柳还青醒后做了个深呼吸,低头一看,意外与人四目相对。
恐怕又是没有意识的行为。
柳还青这回不急着出声,只是一动不动看着他,过了半晌,对方没有什么反应,那便是还没有清醒。
除了水和阳光,还需要什么才能让他醒来?
柳还青沉默思考着,眼睛却是盯着风不问一眨不眨,谁知就在下一秒,对方忽然微微皱眉,眸中同时流露出意外与疑惑。
柳还青顿时惊讶得提高了声量:“你醒了?”随即他发现缠绕着他的小花也不见了。
在他问话的同时,风不问径直撑着他的胸口坐了起来,茫然地望着四周,半晌后,他双唇轻启:“见鬼了......”
他记得自己明明在房间里,明明还布置了结界,然而醒来后却完全不一样——
所以现在这是哪里?
柳还青为什么会被自己压在身下?
自己昏迷的时候,究竟做了什么不该做的事?
一想到柳还青的记忆只停留在槐树林,对之后发生的事一概不知,两个人又以一种莫名的姿势出现在这里,自己又该怎么同他解释发生的一切。
风不问呆坐原地,停住了思考,三百年来他还是头一回这般茫然无措。
柳还青见他像失忆的模样,想看他有没有忘记之前的事,于是问道:“此地不是碎星城,我记得咱们先前在槐树林,所以是你把我带出来的?”
风不问没有看他的眼睛,紧了紧嗓子:“是又如何。”
柳还青道:“你废了我,又为何把我带走?”
他们两个本就没什么瓜葛,明明只要扔在那儿就可以了。
风不问大脑飞速旋转,很快想到了理由,于是无甚表情道:“自然是因为有趣。”
“玉容霜亲眼看着我废了你后发出的那道叫喊声,我听着很是舒适,若是把你带去玉玄宗叫明渊他们看看,指不定还有会更有趣的画面。”
柳还青看着他嘴硬,假装没看穿道:“那你又为何伤成这样?”
风不问佯装被惹怒,冷笑道:“路上遇着个拦路的药宗,不知用的什么偷袭了我,后来发生了什么我也不清楚。你呢,你为何又在这?”
柳还青顺着他的话道:“我被医治好了。”
“哦,药宗弟子,不足为奇。”风不问理所当然点头。
柳还青却没打算放过他,继续道:“我醒来后在客栈的房间里,你的房间布了层结界。药宗弟子救我尚可解释,又为何将你也带过来?”
风不问一时想不好理由,才醒来的脑袋涨得发疼,干脆冷声道:“我怎么知道,药宗医毒双修,都是疯的。
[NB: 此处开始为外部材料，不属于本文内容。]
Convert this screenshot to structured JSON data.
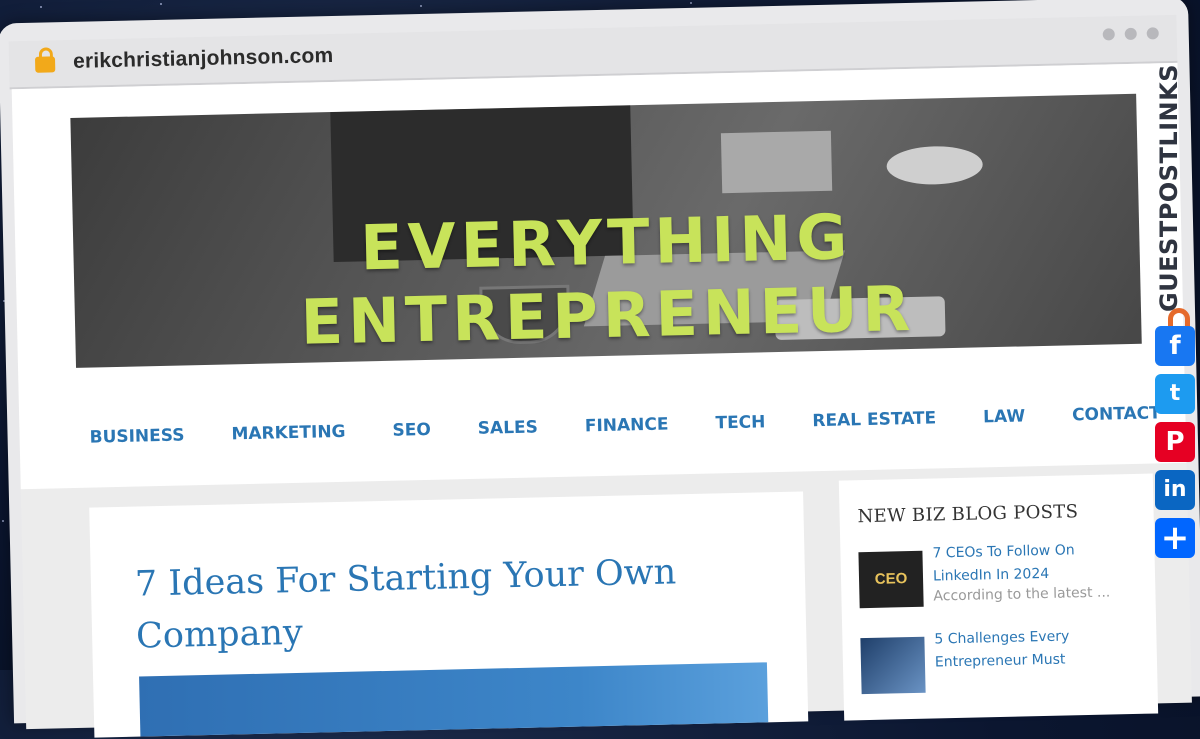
{
  "browser": {
    "url": "erikchristianjohnson.com"
  },
  "banner": {
    "title": "EVERYTHING ENTREPRENEUR"
  },
  "nav": {
    "items": [
      "BUSINESS",
      "MARKETING",
      "SEO",
      "SALES",
      "FINANCE",
      "TECH",
      "REAL ESTATE",
      "LAW",
      "CONTACT"
    ]
  },
  "post": {
    "title": "7 Ideas For Starting Your Own Company"
  },
  "sidebar": {
    "title": "NEW BIZ BLOG POSTS",
    "posts": [
      {
        "thumb_text": "CEO",
        "title": "7 CEOs To Follow On LinkedIn In 2024",
        "excerpt": "According to the latest ..."
      },
      {
        "thumb_text": "",
        "title": "5 Challenges Every Entrepreneur Must",
        "excerpt": ""
      }
    ]
  },
  "brand": {
    "logo_text": "GUESTPOSTLINKS"
  },
  "share": {
    "facebook": "f",
    "twitter": "t",
    "pinterest": "P",
    "linkedin": "in",
    "more": "+"
  },
  "colors": {
    "link_blue": "#2a76b4",
    "banner_green": "#c8e35a",
    "accent_orange": "#e56a2b"
  }
}
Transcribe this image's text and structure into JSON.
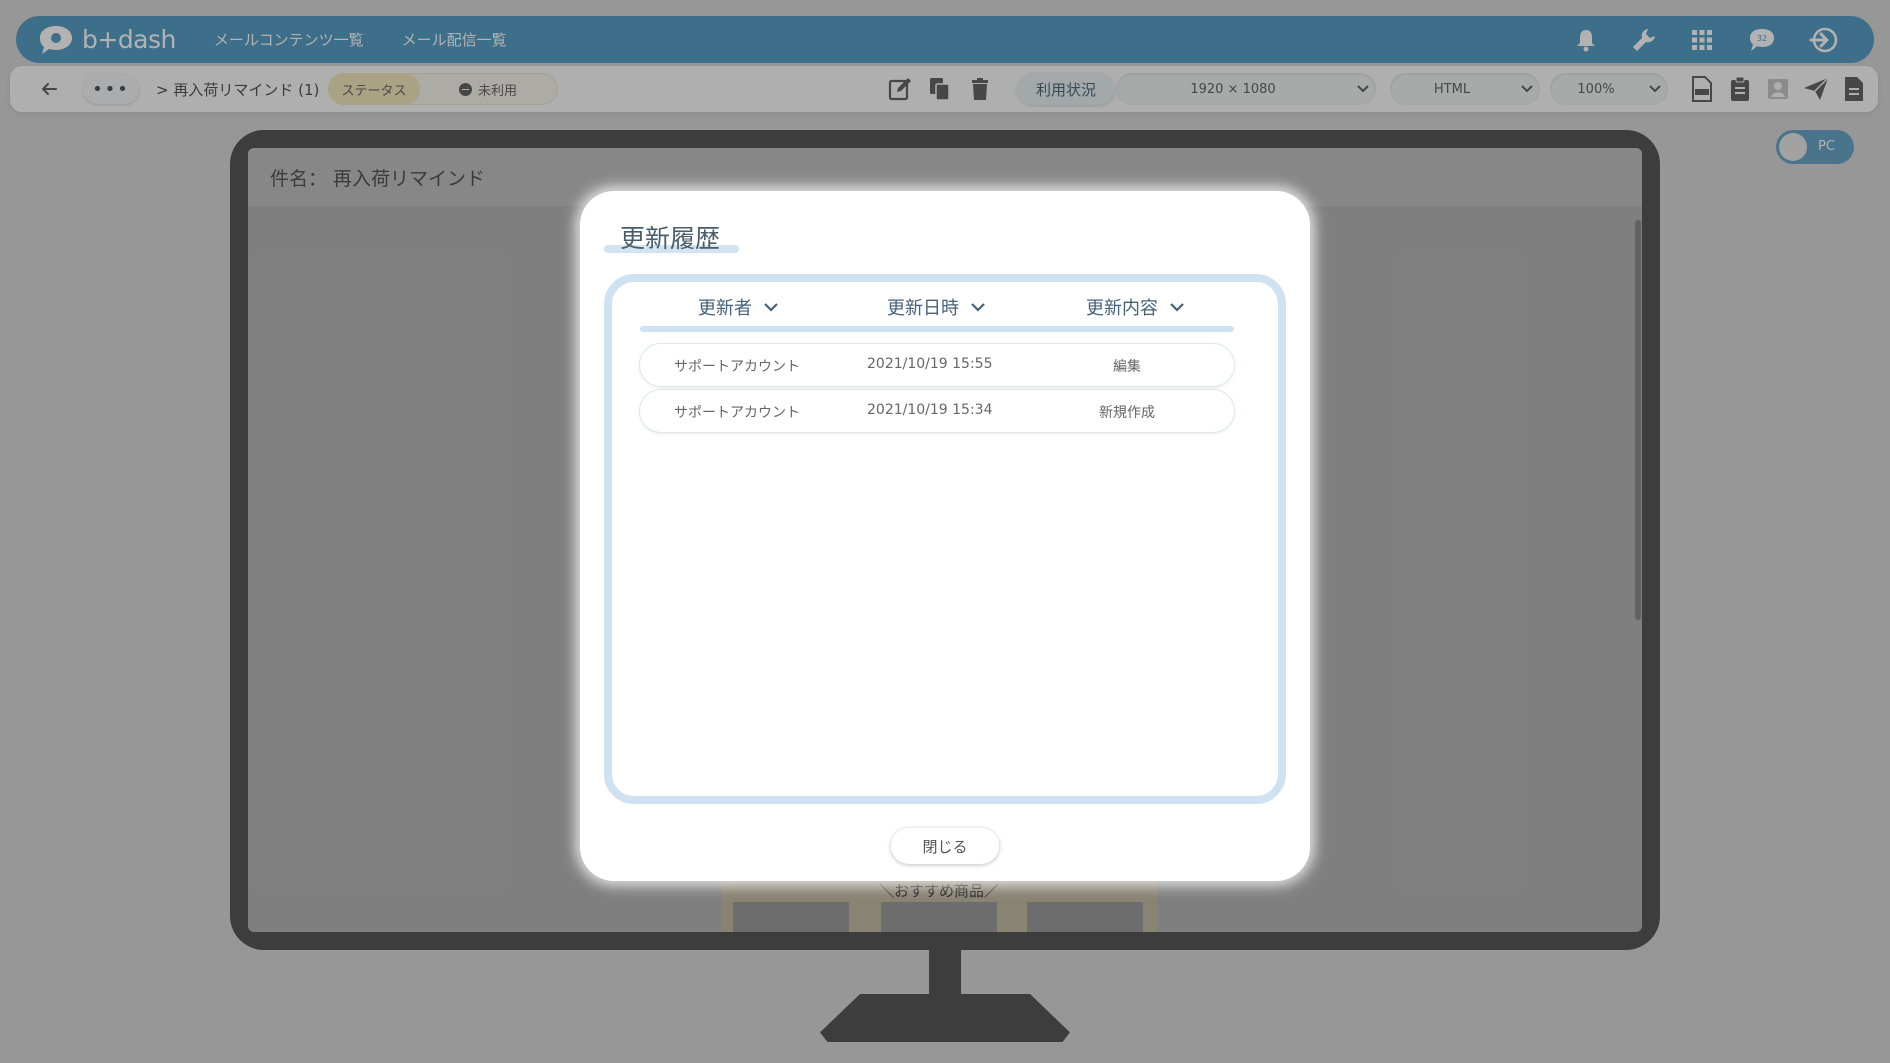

”
“我现在很不高兴,你若再烦我,当心我将你吃了!”
若非风不问的头疼不像假的,柳还青真要笑出声。
即便胡编理由至此也不肯告诉我真相么?
我倒看看你能装到什么时候。
看着风不问鼓气皱眉,柳还青的嘴角微微勾起,他伸手想给人按太阳穴,却被人快速躲过。
风不问警惕地望着他,正色道:“如今我伤重,你有本事可以逃,只是杀我想都别想。”
瘦死的骆驼尚且比马大,他再怎么伤重好歹还有杀人的能力,但柳还青修为被废,即便治好了也暂时没有灵力,相比之下还是柳还青处境更危险一点。
柳还青伸出的手顿在半空,他盯着眼前这双泛着水光的眸,望着那沾着傍晚水汽的羽睫,随着微颤的眸不住抖动。
他这是怕我?
柳还青嘴角倏地下落,心绪变得复杂。